Le sectionnel grogna et tira sur la sangle de son fusil. Le fût de l’arme teinta contre la bouche de son uniforme. À côté de lui, son collègue émis un grognement. Il fouillait frénétiquement les poches de son manteau.
— Kotios, nid d'espion. Que veux-tu que je te dise : c'est le seul endroit sur Terre où on peut encore passer complètement inaperçu.

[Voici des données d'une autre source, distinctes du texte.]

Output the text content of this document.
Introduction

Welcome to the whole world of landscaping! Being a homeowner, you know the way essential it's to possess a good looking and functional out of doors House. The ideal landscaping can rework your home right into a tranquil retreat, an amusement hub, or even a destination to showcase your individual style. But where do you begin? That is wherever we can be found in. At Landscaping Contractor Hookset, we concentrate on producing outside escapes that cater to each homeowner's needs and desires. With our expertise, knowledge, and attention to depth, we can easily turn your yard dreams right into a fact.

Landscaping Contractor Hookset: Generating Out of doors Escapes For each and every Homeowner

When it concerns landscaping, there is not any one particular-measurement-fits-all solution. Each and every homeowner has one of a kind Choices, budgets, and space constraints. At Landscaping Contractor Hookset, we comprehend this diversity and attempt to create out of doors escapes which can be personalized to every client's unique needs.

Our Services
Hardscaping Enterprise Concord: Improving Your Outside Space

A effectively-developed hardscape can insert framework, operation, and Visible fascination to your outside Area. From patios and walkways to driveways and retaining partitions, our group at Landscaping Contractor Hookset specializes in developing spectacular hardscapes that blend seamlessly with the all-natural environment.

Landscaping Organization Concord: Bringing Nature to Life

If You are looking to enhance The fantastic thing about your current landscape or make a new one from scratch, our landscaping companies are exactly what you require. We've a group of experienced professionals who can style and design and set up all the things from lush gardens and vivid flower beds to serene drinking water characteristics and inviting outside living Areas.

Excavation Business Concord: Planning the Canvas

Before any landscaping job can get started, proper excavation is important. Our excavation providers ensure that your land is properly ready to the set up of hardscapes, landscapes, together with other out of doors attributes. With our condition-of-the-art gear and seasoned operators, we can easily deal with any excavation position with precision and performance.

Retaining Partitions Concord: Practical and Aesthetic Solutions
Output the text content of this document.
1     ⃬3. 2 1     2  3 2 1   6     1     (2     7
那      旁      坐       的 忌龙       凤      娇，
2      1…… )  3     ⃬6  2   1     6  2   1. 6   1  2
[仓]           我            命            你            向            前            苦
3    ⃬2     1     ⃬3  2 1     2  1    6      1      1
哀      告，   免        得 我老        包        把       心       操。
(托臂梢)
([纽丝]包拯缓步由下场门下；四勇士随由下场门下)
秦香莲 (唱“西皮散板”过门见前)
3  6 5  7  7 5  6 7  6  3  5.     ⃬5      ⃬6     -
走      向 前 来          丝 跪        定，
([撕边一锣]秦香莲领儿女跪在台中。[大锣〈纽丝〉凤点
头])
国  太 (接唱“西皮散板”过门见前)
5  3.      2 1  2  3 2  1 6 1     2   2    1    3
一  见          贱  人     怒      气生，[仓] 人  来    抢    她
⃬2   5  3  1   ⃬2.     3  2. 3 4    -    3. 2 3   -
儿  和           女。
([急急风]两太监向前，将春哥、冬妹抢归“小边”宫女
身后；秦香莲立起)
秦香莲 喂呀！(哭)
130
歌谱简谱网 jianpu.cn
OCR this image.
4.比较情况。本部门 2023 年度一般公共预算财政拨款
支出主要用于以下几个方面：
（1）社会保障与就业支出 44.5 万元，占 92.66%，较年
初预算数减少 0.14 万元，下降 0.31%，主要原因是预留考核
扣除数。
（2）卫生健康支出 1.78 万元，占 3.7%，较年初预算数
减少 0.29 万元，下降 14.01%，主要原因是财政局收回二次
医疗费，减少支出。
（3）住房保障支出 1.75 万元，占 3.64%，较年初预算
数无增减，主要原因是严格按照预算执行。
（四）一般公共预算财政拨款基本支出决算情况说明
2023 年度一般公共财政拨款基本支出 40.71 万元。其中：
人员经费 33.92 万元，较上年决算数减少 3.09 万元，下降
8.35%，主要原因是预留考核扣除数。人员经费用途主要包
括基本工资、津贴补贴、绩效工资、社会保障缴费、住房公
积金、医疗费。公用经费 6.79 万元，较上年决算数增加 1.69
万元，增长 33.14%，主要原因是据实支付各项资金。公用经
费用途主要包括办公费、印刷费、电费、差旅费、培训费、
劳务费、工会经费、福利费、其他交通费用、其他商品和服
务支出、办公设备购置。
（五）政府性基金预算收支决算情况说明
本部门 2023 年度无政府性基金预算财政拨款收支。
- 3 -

— Au moins cette fois c'est pas un citoyen de leur comité.
— Ah, répondit-il platement en faisant émerger une cigarette de son manteau. Tu pensais à cette fois. Ouais, ouais au moins ça n'a rien à voir. Briquet ?
— Tiens.
La cigarette allumée, le volontaire de la sécurité communaliste haussa les épaules, et salua d’un signe de tête deux passants qui portaient les brassards d’un des organismes syndicaux du port. À Kotios comme ailleurs, on avait tenté d’éliminer toute forme de capitaux. Dans la limite des sensibilités des gros poissons, en tout cas : il fallait bien satisfaire et les communalistes qui tenaient l’industrie, et les pirates qui tenaient la mer. Une forme d’accord qui, au regard de l’actualité, était précurseur de ce que deviendrait plus tard le Pharois.
Avaient survécu certaines formes d’héritages que l’on ne pourrait jamais sans doute pleinement éliminer. Pas de façon souhaitable, en tout cas. L’appartenance à une communauté, les contacts dont on disposait par notre nature même, continuaient de jouer un rôle. C’était pour ça que les rondes des sectionnels s’étaient organisées, aujourd’hui, avec en tête l’idée qu’il y aurait quelque-part une réunion, tenue par des amis chez des inconnus, et qu’il faudrait se tenir prêts à intervenir si jamais.
Si jamais quoi ?
Si jamais on ne savait pas précisément. Tout était très nébuleux. Ce n’était qu’une mesure de sécurité. Les kah-tanais aimaient leur sécurité. Ils aimaient aussi les plans bien pensés et on ne pouvait pas leur en vouloir de ne pas foncer tête baissée vers l’inconnu.
Révolutionnaires d’accord, mais pas téméraires. Pas en toute situation, en tout cas.
Les deux syndicalistes approchèrent du stand de hot-dog. C’était un endroit un peu improbable pour s’installer, vraiment. Malgré la proximité de l’aéroport et des nouvelles usines modèles, peu de monde passait dans cette rue. Malgré tout l’homme devait trouver sa clientèle, sans quoi il ne resterait pas ici.
— Une saucisse, citoyen.
La jeune afro-kah-tanaise qui s’était exprimée eut un sourire amusé : elle était végétarienne, c’était bien la première fois de sa vie qu’elle venait acheter de la viande. Dans sa commune natale l’acquisition des vivres ne se faisait pas exactement sous cette forme. Lorsqu’ils arrivèrent dans le bureau de liaison du groupe militaire privé, son collègue finissait d’avaler la saucisse. Ils se présentèrent – des amis des brigades internationales – et prirent place.
— Vous vouliez parler, commença tranquillement l’homme en se tamponnant la bouche avec un mouchoir. On veut bien écouter.